Now let’s fix the program_course table to use our new key. This too will encounter problems with empty control numbers. Run this query to check for bad keys:

select `Program Control Number`, `Course Control Number`, count(*) 
    from ProgramCourseFile 
    group by `Program Control Number`, `Course Control Number`
    having count(*) > 1;

There are courses that map to empty programs. Again, we’re going to discard this data because it’s hard to figure out where these courses belong.

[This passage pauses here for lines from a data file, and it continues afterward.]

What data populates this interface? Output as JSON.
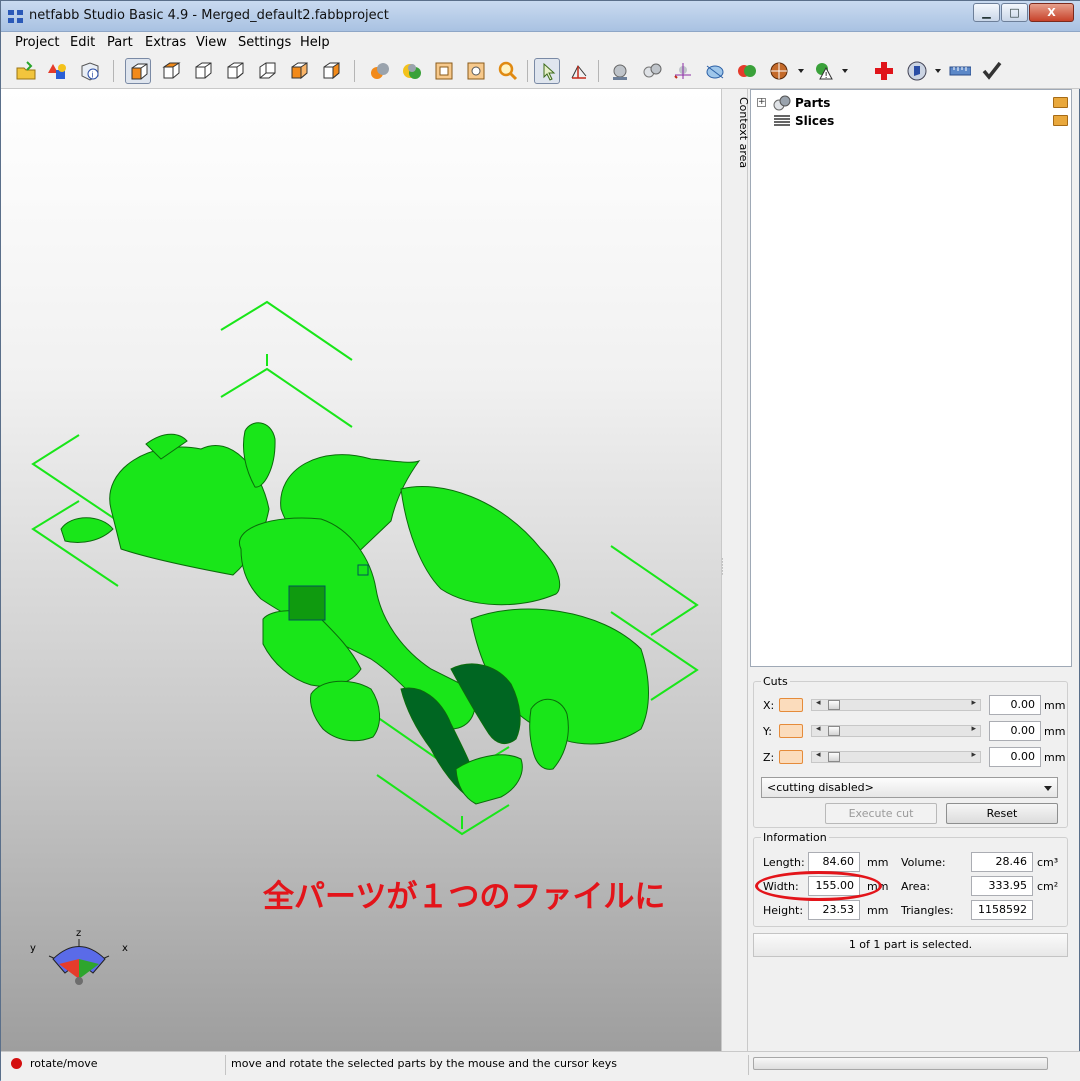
{
  "window": {
    "title": "netfabb Studio Basic 4.9 - Merged_default2.fabbproject",
    "minimize": "▁",
    "maximize": "□",
    "close": "X"
  },
  "menu": [
    "Project",
    "Edit",
    "Part",
    "Extras",
    "View",
    "Settings",
    "Help"
  ],
  "context_area": {
    "label": "Context area"
  },
  "tree": {
    "items": [
      {
        "label": "Parts",
        "expander": "+"
      },
      {
        "label": "Slices"
      }
    ]
  },
  "cuts": {
    "title": "Cuts",
    "rows": [
      {
        "axis": "X:",
        "value": "0.00",
        "unit": "mm"
      },
      {
        "axis": "Y:",
        "value": "0.00",
        "unit": "mm"
      },
      {
        "axis": "Z:",
        "value": "0.00",
        "unit": "mm"
      }
    ],
    "mode": "<cutting disabled>",
    "execute_label": "Execute cut",
    "reset_label": "Reset"
  },
  "information": {
    "title": "Information",
    "length": {
      "label": "Length:",
      "value": "84.60",
      "unit": "mm"
    },
    "width": {
      "label": "Width:",
      "value": "155.00",
      "unit": "mm"
    },
    "height": {
      "label": "Height:",
      "value": "23.53",
      "unit": "mm"
    },
    "volume": {
      "label": "Volume:",
      "value": "28.46",
      "unit": "cm³"
    },
    "area": {
      "label": "Area:",
      "value": "333.95",
      "unit": "cm²"
    },
    "triangles": {
      "label": "Triangles:",
      "value": "1158592"
    }
  },
  "selection_status": "1 of 1 part is selected.",
  "status": {
    "mode": "rotate/move",
    "hint": "move and rotate the selected parts by the mouse and the cursor keys"
  },
  "annotation": "全パーツが１つのファイルに",
  "axes": {
    "x": "x",
    "y": "y",
    "z": "z"
  },
  "colors": {
    "model": "#19e619",
    "annotation_red": "#e3141a",
    "swatch_orange": "#e58b3a"
  }
}
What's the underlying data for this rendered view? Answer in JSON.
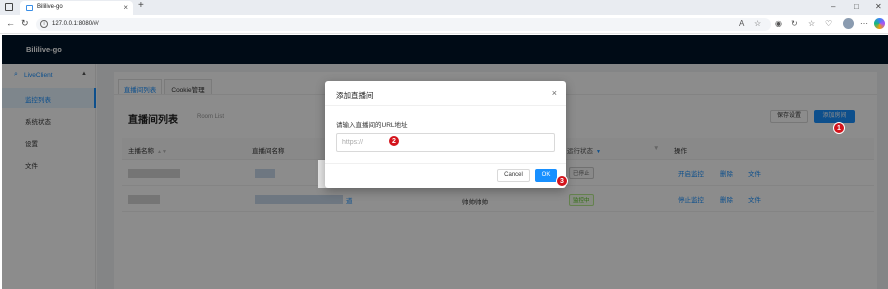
{
  "browser": {
    "tab_title": "Bililive-go",
    "tab_close": "×",
    "new_tab": "+",
    "url": "127.0.0.1:8080/#/",
    "back": "←",
    "refresh": "↻",
    "minimize": "–",
    "maximize": "□",
    "close": "✕"
  },
  "app": {
    "brand": "Bililive-go",
    "sidebar": {
      "group_label": "LiveClient",
      "items": [
        {
          "label": "监控列表"
        },
        {
          "label": "系统状态"
        },
        {
          "label": "设置"
        },
        {
          "label": "文件"
        }
      ]
    },
    "tabs": [
      {
        "label": "直播间列表"
      },
      {
        "label": "Cookie管理"
      }
    ],
    "list": {
      "title": "直播间列表",
      "subtitle": "Room List",
      "save_settings": "保存设置",
      "add_room": "添加房间"
    },
    "table": {
      "columns": [
        {
          "label": "主播名称"
        },
        {
          "label": "直播间名称"
        },
        {
          "label": "运行状态"
        },
        {
          "label": "操作"
        }
      ],
      "rows": [
        {
          "room_suffix": "",
          "status": "已停止",
          "actions": [
            "开启监控",
            "删除",
            "文件"
          ]
        },
        {
          "room_suffix": "道",
          "note": "帅帅帅帅",
          "status": "监控中",
          "actions": [
            "停止监控",
            "删除",
            "文件"
          ]
        }
      ]
    }
  },
  "modal": {
    "title": "添加直播间",
    "label": "请输入直播间的URL地址",
    "placeholder": "https://",
    "cancel": "Cancel",
    "ok": "OK",
    "close": "×"
  },
  "callouts": [
    "1",
    "2",
    "3"
  ]
}
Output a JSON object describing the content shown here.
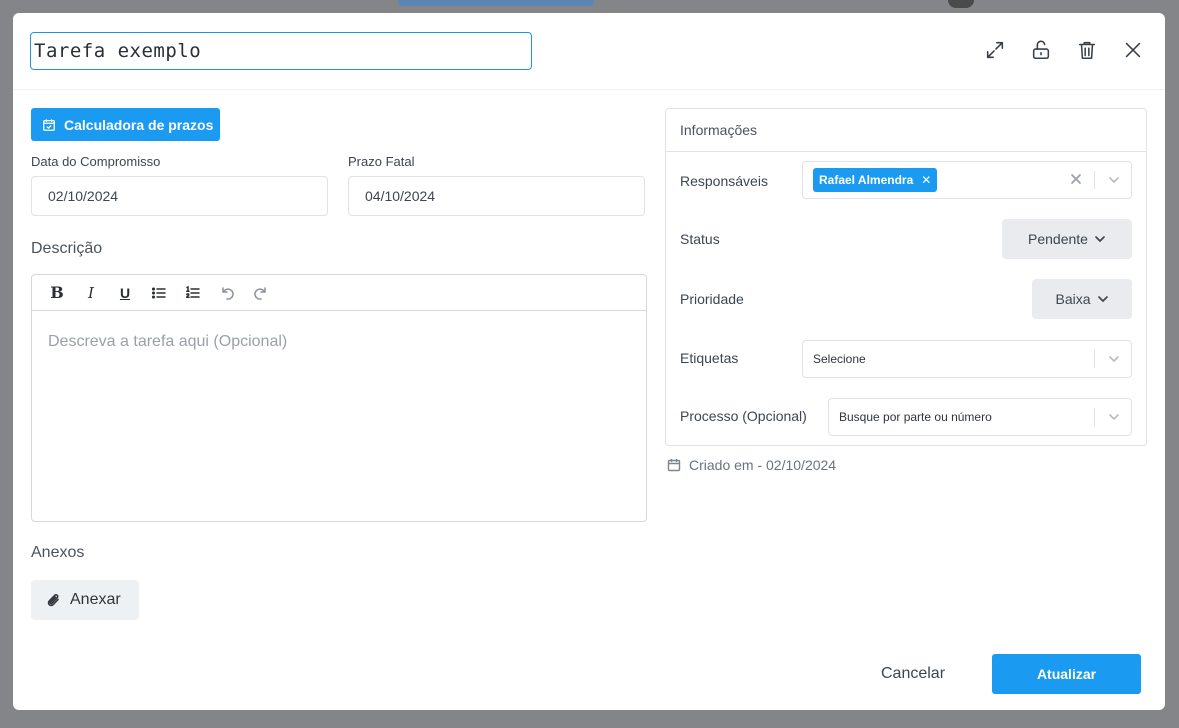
{
  "header": {
    "title_value": "Tarefa exemplo",
    "icons": [
      "expand-icon",
      "unlock-icon",
      "trash-icon",
      "close-icon"
    ]
  },
  "calculator_button": {
    "label": "Calculadora de prazos",
    "icon": "calendar-check-icon"
  },
  "dates": {
    "commitment": {
      "label": "Data do Compromisso",
      "value": "02/10/2024"
    },
    "deadline": {
      "label": "Prazo Fatal",
      "value": "04/10/2024"
    }
  },
  "description": {
    "title": "Descrição",
    "placeholder": "Descreva a tarefa aqui (Opcional)",
    "toolbar": [
      "bold",
      "italic",
      "underline",
      "bullet-list",
      "numbered-list",
      "undo",
      "redo"
    ]
  },
  "attachments": {
    "title": "Anexos",
    "button_label": "Anexar",
    "icon": "paperclip-icon"
  },
  "info": {
    "title": "Informações",
    "responsible": {
      "label": "Responsáveis",
      "chips": [
        "Rafael Almendra"
      ]
    },
    "status": {
      "label": "Status",
      "value": "Pendente"
    },
    "priority": {
      "label": "Prioridade",
      "value": "Baixa"
    },
    "tags": {
      "label": "Etiquetas",
      "placeholder": "Selecione"
    },
    "process": {
      "label": "Processo (Opcional)",
      "placeholder": "Busque por parte ou número"
    }
  },
  "created": {
    "text": "Criado em - 02/10/2024",
    "icon": "calendar-icon"
  },
  "footer": {
    "cancel_label": "Cancelar",
    "update_label": "Atualizar"
  },
  "colors": {
    "primary": "#1a9af0",
    "focus_border": "#1e96d8",
    "neutral_button": "#e9ebee"
  }
}
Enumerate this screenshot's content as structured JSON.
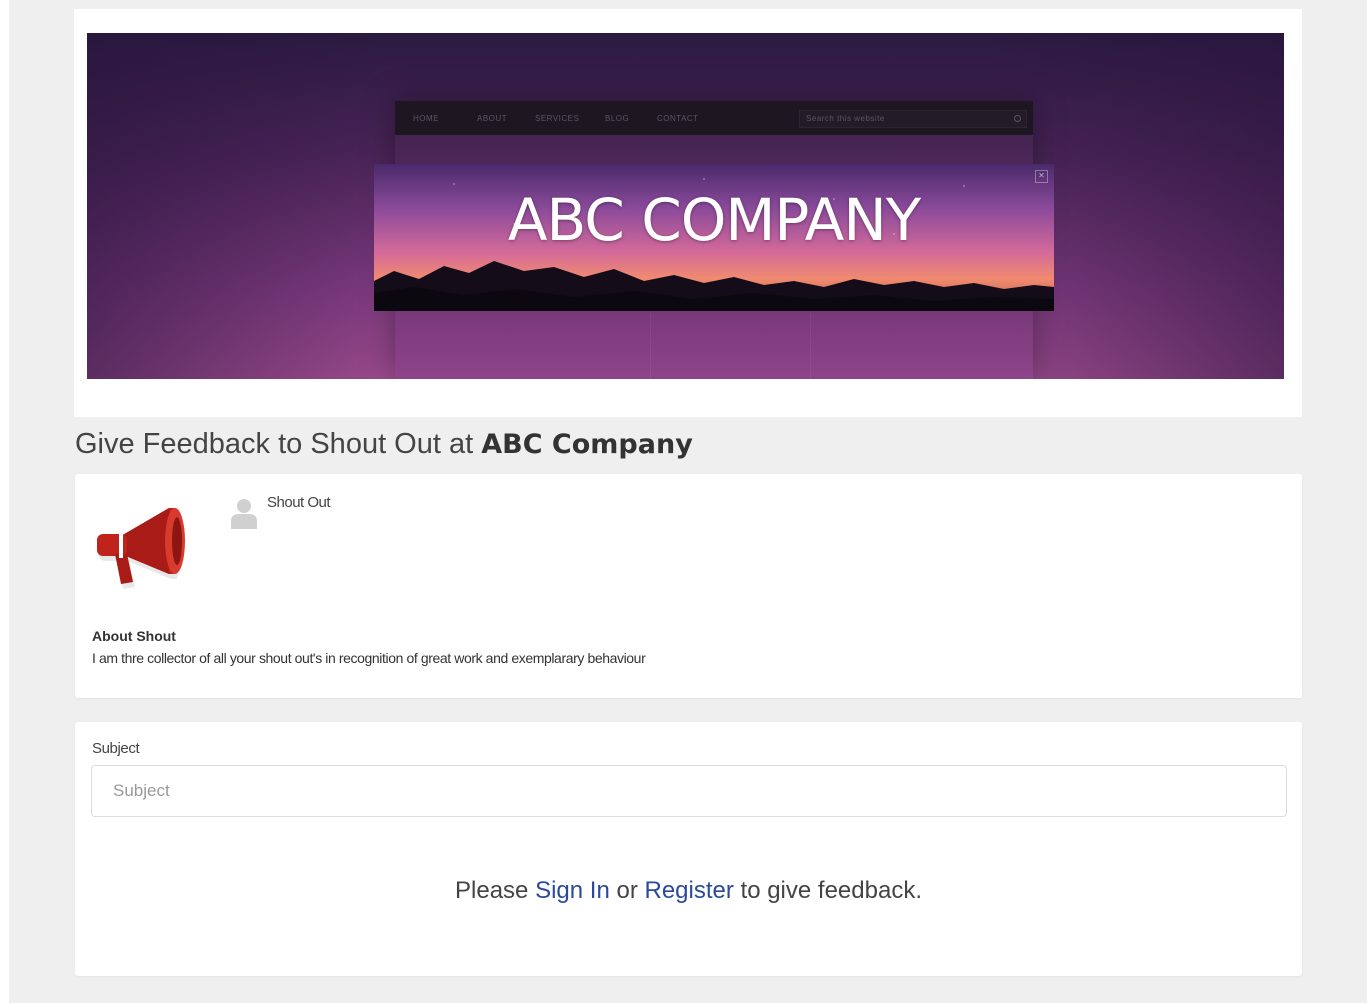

create table program_course (
    ProgramControlNumber char(5), 
    CourseControlNumber char(12),
    constraint primary key (ProgramControlNumber, CourseControlNumber),
    constraint prog_course_fk_1 foreign key (ProgramControlNumber) 
        references program (ControlNumber),
    constraint prog_course_fk_2 foreign key (CourseControlNumber) 
        references course (ControlNumber)

insert into program_course (ProgramControlNumber, CourseControlNumber)
    select `Program Control Number`, `Course Control Number` 
    from ProgramCourseFile
    where `Program Control Number` != '';    

Turn In

Export your schema into a file called cabrillo_datamart_keys.sql and submit it on Canvas.